Scham und Schuldgefühle

Der Film will auch verdeutlichen, dass Paare, die sich für einen Schwangerschaftsabbruch entscheiden, von großen Schuldgefühlen begleitet werden. Das Thema wird nicht selten vor Familie und Freunden geheim gehalten. Zu groß ist die Angst vor Verurteilung und Benachteiligung im privaten aber vor allem beruflichen Kontext. Jäger dazu: "Nicht selten wird bei einem Spätabbruch erzählt, dass man das Kind verloren hätte. Dabei ist es gerade in so einer schweren Lebensphase wichtig, offen mit anderen darüber zu sprechen und sich Unterstützung zu holen."Sie ist der Auffassung, dass die römische-katholische Kirche als Abtreibungsgegner eine Teilschuld an der Tabuisierung des Themas hat. Das Beispiel aus dem Film: Andrea und Christian sind ebenfalls mit einem schwer kranken Fötus schwanger. Sie müssen eine Entscheidung treffen und fragen sich unterdessen, wo in der christlichen Überlegung ihr Sohn vorkommt: "Aus Sicht der kirchlichen Lehre müssen wir ihn zu diesem Leid verdammen und tatenlos danebenstehen, weil es Gottes Wille wäre." Für das Paar war deshalb klar, dass sie sich gegen die Kirchen-Doktrin und für den Spätabbruch entscheiden.

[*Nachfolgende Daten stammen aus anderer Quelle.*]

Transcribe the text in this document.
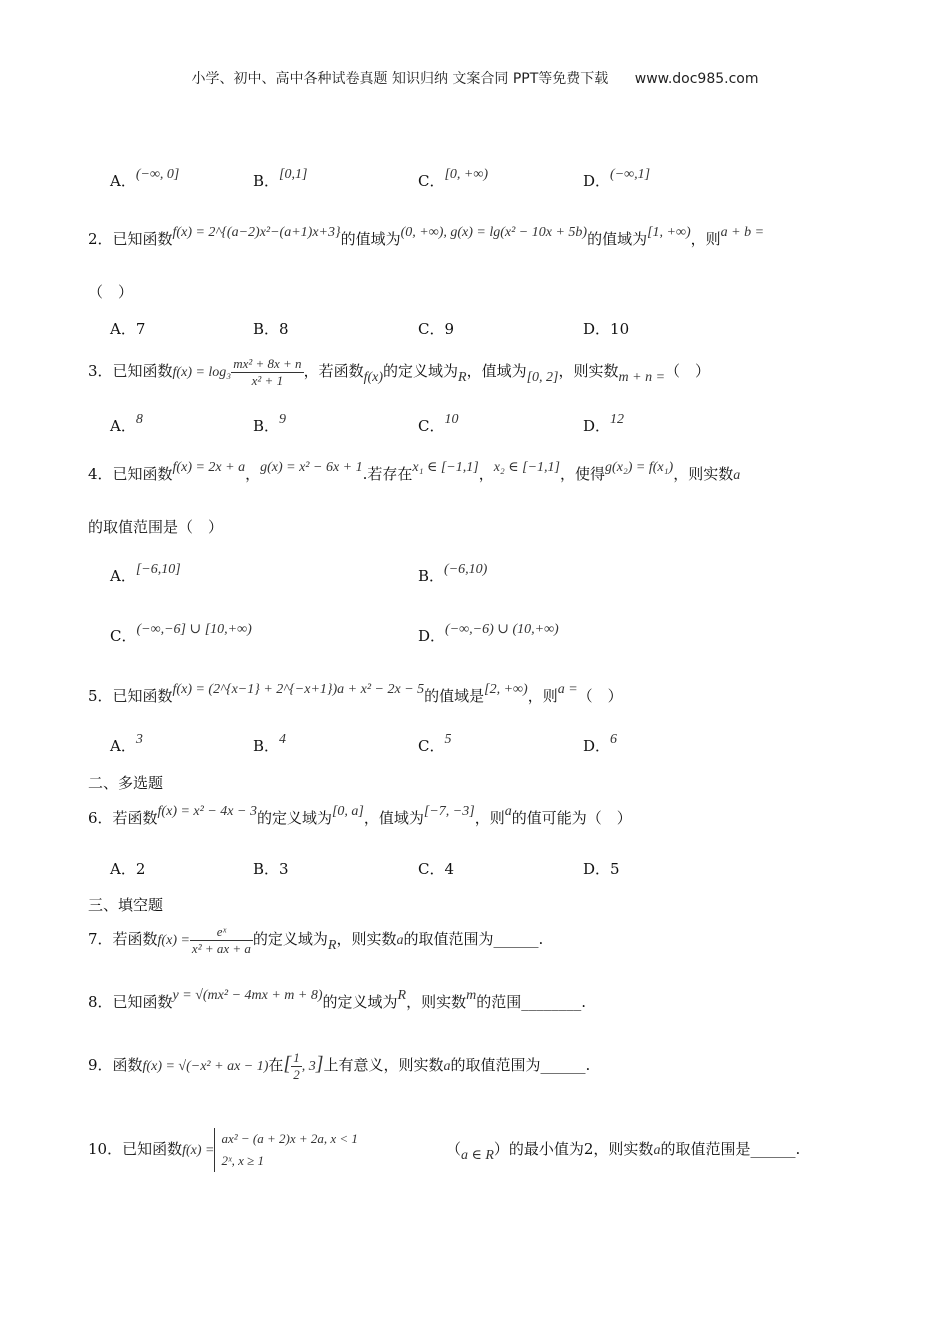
小学、初中、高中各种试卷真题 知识归纳 文案合同 PPT等免费下载 www.doc985.com
A．(−∞, 0]	B．[0,1]	C．[0, +∞)	D．(−∞,1]
2．已知函数f(x) = 2^{(a−2)x²−(a+1)x+3}的值域为(0, +∞), g(x) = lg(x² − 10x + 5b)的值域为[1, +∞)，则a + b =
（　）
A．7	B．8	C．9	D．10
3．已知函数$f(x) = \log_3 \frac{\text{mx² + 8x + n}}{\text{x² + 1}}$ ，若函数f(x)的定义域为R，值域为[0, 2]，则实数m + n =（　）
A．8	B．9	C．10	D．12
4．已知函数f(x) = 2x + a，g(x) = x² − 6x + 1.若存在x₁ ∈ [−1,1]，x₂ ∈ [−1,1]，使得g(x₂) = f(x₁)，则实数a
的取值范围是（　）
A．[−6,10]	B．(−6,10)
C．(−∞,−6] ∪ [10,+∞)	D．(−∞,−6) ∪ (10,+∞)
5．已知函数f(x) = (2^{x−1} + 2^{−x+1})a + x² − 2x − 5的值域是[2, +∞)，则a =（　）
A．3	B．4	C．5	D．6
二、多选题
6．若函数f(x) = x² − 4x − 3的定义域为[0, a]，值域为[−7, −3]，则a的值可能为（　）
A．2	B．3	C．4	D．5
三、填空题
7．若函数$f(x) = \frac{\text{eˣ}}{\text{x² + ax + a}}$ 的定义域为R，则实数a的取值范围为______.
8．已知函数y = √(mx² − 4mx + m + 8)的定义域为R，则实数m的范围________.
9．函数f(x) = √(−x² + ax − 1)在[ $\frac{1}{2}$ , 3]上有意义，则实数a的取值范围为______.
10．已知函数f(x) =
ax² − (a + 2)x + 2a, x < 1
2ˣ, x ≥ 1
（a ∈ R）的最小值为2，则实数a的取值范围是______.
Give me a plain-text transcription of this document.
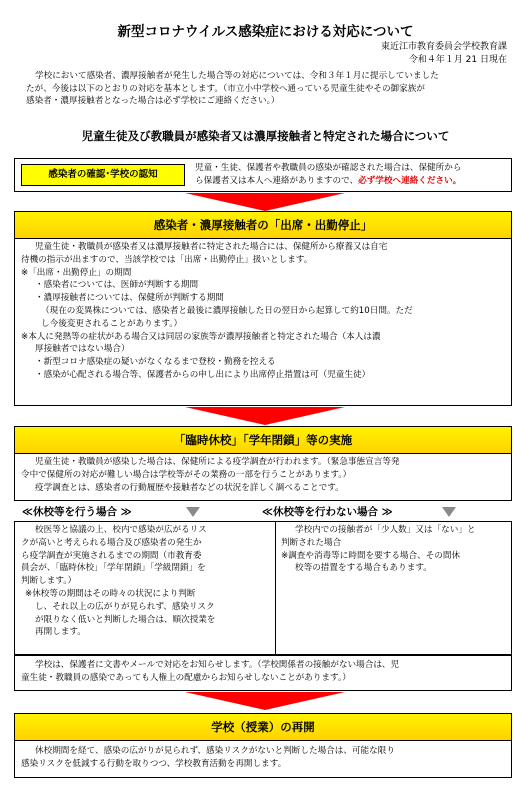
新型コロナウイルス感染症における対応について
東近江市教育委員会学校教育課
令和４年１月 21 日現在
学校において感染者、濃厚接触者が発生した場合等の対応については、令和３年１月に提示していました
たが、今後は以下のとおりの対応を基本とします。（市立小中学校へ通っている児童生徒やその御家族が
感染者・濃厚接触者となった場合は必ず学校にご連絡ください。）
児童生徒及び教職員が感染者又は濃厚接触者と特定された場合について
感染者の確認･学校の認知
児童・生徒、保護者や教職員の感染が確認された場合は、保健所から
ら保護者又は本人へ連絡がありますので、必ず学校へ連絡ください。
感染者・濃厚接触者の「出席・出勤停止」
児童生徒・教職員が感染者又は濃厚接触者に特定された場合には、保健所から療養又は自宅
待機の指示が出ますので、当該学校では「出席・出勤停止」扱いとします。
※「出席・出勤停止」の期間
・感染者については、医師が判断する期間
・濃厚接触者については、保健所が判断する期間
（現在の変異株については、感染者と最後に濃厚接触した日の翌日から起算して約10日間。ただ
し今後変更されることがあります。）
※本人に発熱等の症状がある場合又は同居の家族等が濃厚接触者と特定された場合（本人は濃
厚接触者ではない場合）
・新型コロナ感染症の疑いがなくなるまで登校・勤務を控える
・感染が心配される場合等、保護者からの申し出により出席停止措置は可（児童生徒）
「臨時休校」「学年閉鎖」等の実施
児童生徒・教職員が感染した場合は、保健所による疫学調査が行われます。（緊急事態宣言等発
令中で保健所の対応が難しい場合は学校等がその業務の一部を行うことがあります。）
疫学調査とは、感染者の行動履歴や接触者などの状況を詳しく調べることです。
≪休校等を行う場合 ≫	≪休校等を行わない場合 ≫
校医等と協議の上、校内で感染が広がるリス
クが高いと考えられる場合及び感染者の発生か
ら疫学調査が実施されるまでの期間（市教育委
員会が、「臨時休校」「学年閉鎖」「学級閉鎖」を
判断します。）
※休校等の期間はその時々の状況により判断
し、それ以上の広がりが見られず、感染リスク
が限りなく低いと判断した場合は、順次授業を
再開します。
学校内での接触者が「少人数」又は「ない」と
判断された場合
※調査や消毒等に時間を要する場合、その間休
校等の措置をする場合もあります。
学校は、保護者に文書やメールで対応をお知らせします。（学校関係者の接触がない場合は、児
童生徒・教職員の感染であっても人権上の配慮からお知らせしないことがあります。）
学校（授業）の再開
休校期間を経て、感染の広がりが見られず、感染リスクがないと判断した場合は、可能な限り
感染リスクを低減する行動を取りつつ、学校教育活動を再開します。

"Dass sich Menschen, die so eine schwere Zeit durchmachen, zusätzlich schuldig und schlecht fühlen hat zwei Gründe: Religion und Gesetz", ist sich Jäger sicher. "Solange Schwangerschaftsabbrüche dem Strafgesetz unterliegen, werden sie auch als Sünde gesehen und vor allem Frauen schwer belasten." (Nadja Kupsa 29.9.2019)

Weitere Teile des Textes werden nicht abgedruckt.